This would be our second attempt at Mt Baker’s Easton Glacier this year. I didn’t write about the first due to us having to wait out a snowstorm for about 15 hours in our sleeping bags. The trip was with Kaf Adventures, and they did an exceptional job of educating the entire group. They kept everyone safe and kept it as fun as possible. We also climbed Mt Rainier with them. I would recommend them to anyone who is looking for skill-building that will allow you to climb on your own. Both climbs were part of the 2017 WTA Charity Climb. A big thank you to both organizations for an incredible experience.
This attempt at Mt Baker’s Easton Glacier route was on our own. It couldn’t have gone any better.
We got started late on this day, around 11 am, but we knew the trail to our camp for the night was not that long. So, we took it slow and enjoyed the first day out. The snow had melted far back by this point in the year, so we didn’t hit any on the trail until we were close to Railroad Grade. All said it only took us about three and a half hours to get to our campsite at the Easton Glacier’s Foot.
By the time we had gotten up to the ridge where the camps are at, we found a few left open. We settled for a nice flat spot with a good opportunity for anchoring in and set up our camp. The view was incredible. Looking south you can see all the way to Mt Rainier and into eastern Washington to the east.
This was by far one of my most favorite campsites ever. It was the perfect place to enjoy a bag meal while switching between the panoramas and staring at Mt Baker. All I could wonder is what the Easton Glacier held for the following day. There isn’t much to the first day. A simple hike and a romp up one of Baker’s glacial moraines. Have your camera ready and soak it all in. Day two is when the work begins.
Summit on Mt Baker day started off being woken up by climbers loudly asking each other, “do you think they’re in their tent?”. Strange way to address being so close to someone’s sleeping space but, hey, I needed to get up anyway. The sky was clear when we came out of our tent around 2 am, but the few clouds in the sky made for some excellent photos.
It was cold enough that Brandon and I both agreed an energy bar breakfast and some coffee would suffice. That way we could get going without standing still.
I could not take my eyes off the image of Mt Baker glowing in the moonlight.
Even though we had a generous snow year, it was clear from the start that the Easton glacier was falling apart. There were small crevasses everywhere with larger ones (up to 8 foot wide) mixed in.
The climb itself from the end of the Railroad Grade (aka glacial moraine) is gradual and gentle at first. This was a nice change of pace from climbing other mountains like Shasta where it was straight up in the morning.
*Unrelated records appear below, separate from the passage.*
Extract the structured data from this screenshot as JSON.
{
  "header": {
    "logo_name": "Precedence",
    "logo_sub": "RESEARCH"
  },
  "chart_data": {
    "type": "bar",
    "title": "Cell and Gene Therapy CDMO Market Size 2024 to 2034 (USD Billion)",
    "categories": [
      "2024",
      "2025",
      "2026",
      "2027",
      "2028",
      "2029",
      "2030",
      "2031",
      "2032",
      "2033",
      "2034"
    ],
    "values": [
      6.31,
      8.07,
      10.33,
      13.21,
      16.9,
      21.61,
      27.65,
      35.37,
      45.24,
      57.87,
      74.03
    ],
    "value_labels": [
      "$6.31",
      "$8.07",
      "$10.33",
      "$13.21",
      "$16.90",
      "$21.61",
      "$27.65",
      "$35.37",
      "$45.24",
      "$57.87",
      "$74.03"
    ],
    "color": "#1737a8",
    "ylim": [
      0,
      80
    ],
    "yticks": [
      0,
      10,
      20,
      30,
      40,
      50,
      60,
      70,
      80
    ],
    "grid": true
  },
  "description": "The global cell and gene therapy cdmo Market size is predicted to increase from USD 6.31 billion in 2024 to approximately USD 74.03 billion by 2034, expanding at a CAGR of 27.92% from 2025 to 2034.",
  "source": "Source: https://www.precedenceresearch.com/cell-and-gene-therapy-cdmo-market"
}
To me the funnest part of the climb is the Roman Head-Wall. While it may only be a few hundred feet high, it is steep and can be nerve-wracking if you’re not used to it. In some spots I would estimate the snow and ice to be 45+ degrees right now, so this time of year it takes some step kicking. Other times of year I have heard and read that it is pretty well solid ice, and can get quite steep depending on snow conditions.